Ce plan de « rupture avec le macronisme en cent jours » relève de la supercherie. Il va dans le sens de l’aggravation de l’existant. Dans ces conditions, on est en droit de se demander pour qui surviendrait un inévitable Waterloo au bout de cent jours de l’administration d’une telle potion ? Sûrement pour Les Républicains qui subiraient rapidement un désaveu des citoyens qui ne veulent plus d’une politique de classe désinhibée. Encore plus pour le peuple confronté à des souffrances insoutenables engendrées par des mesures aussi injustes. Assurément pour notre modèle social, héritage d’un siècle de combats ouvriers et populaires, et ce en dépit de ses imperfections. Bref, un peu pour tout le monde, même les catégories censées en bénéficier, car les profits acquis par des forfaitures de ce niveau ne sont jamais durables.

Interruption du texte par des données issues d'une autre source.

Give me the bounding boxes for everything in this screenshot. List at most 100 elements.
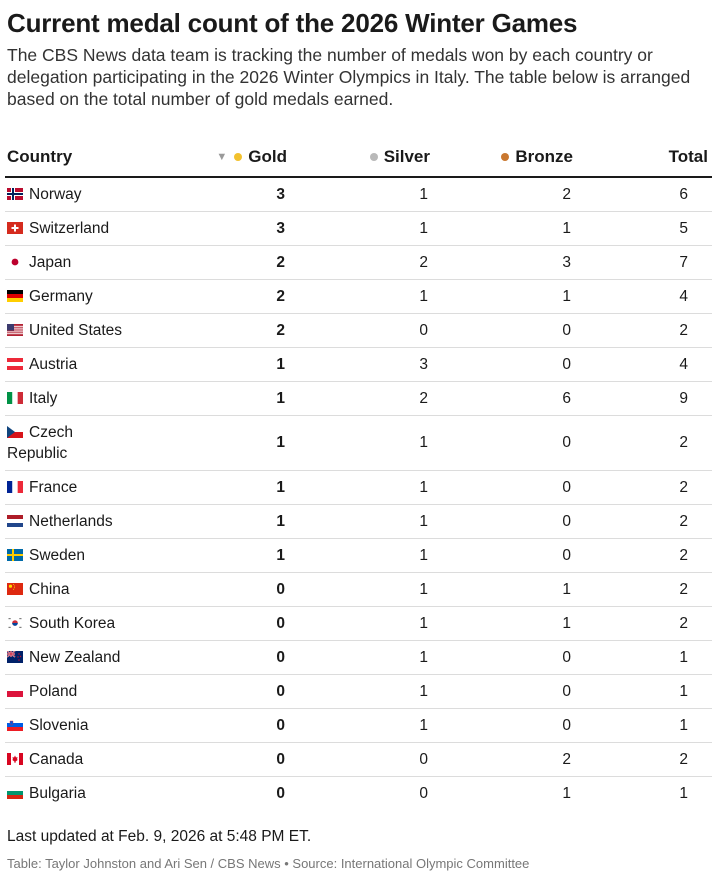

La situation aura du mal à bénéficier à la gauche si elle persiste dans les impasses qui ne manqueront pas de résulter de l’initiative impulsée par Yannick Jadot avec la récente rencontre de l’ensemble des composantes de la gauche. Cette « gôche » est « incapacitante et incapacitée », bref incapable de répondre aux défis et aux enjeux. La finalité de cette initiative est apparue au grand jour dès la fin de la réunion, avec les propos pour le moins cavaliers d’Olivier Faure : il s’agit rien moins que de favoriser la résurrection d’un hypothétique pôle de centre-gauche, mêlant social-libéralisme, capitalisme vert et replis identitaires influencés par la pensée dominante de droite et de ses confins. Disons-le clairement, c’est voué à l’échec. Ni l’arithmétique ni la dynamique ne sont de son côté. On ne divorce pas impunément d’avec le peuple. Ce centre-gauche ne peut reconquérir une quelconque hégémonie, qu’elle soit culturelle, politique ou électorale.

La situation de crises multiples et l’insuffisance notoire des propositions alternatives indiquent qu’il est temps que ces agitations stériles cessent. L’urgence est véritablement à créer les conditions permettant de rendre possible de renverser la table en vue de 2022. Loin des aveuglements et de la réédition des errements passés.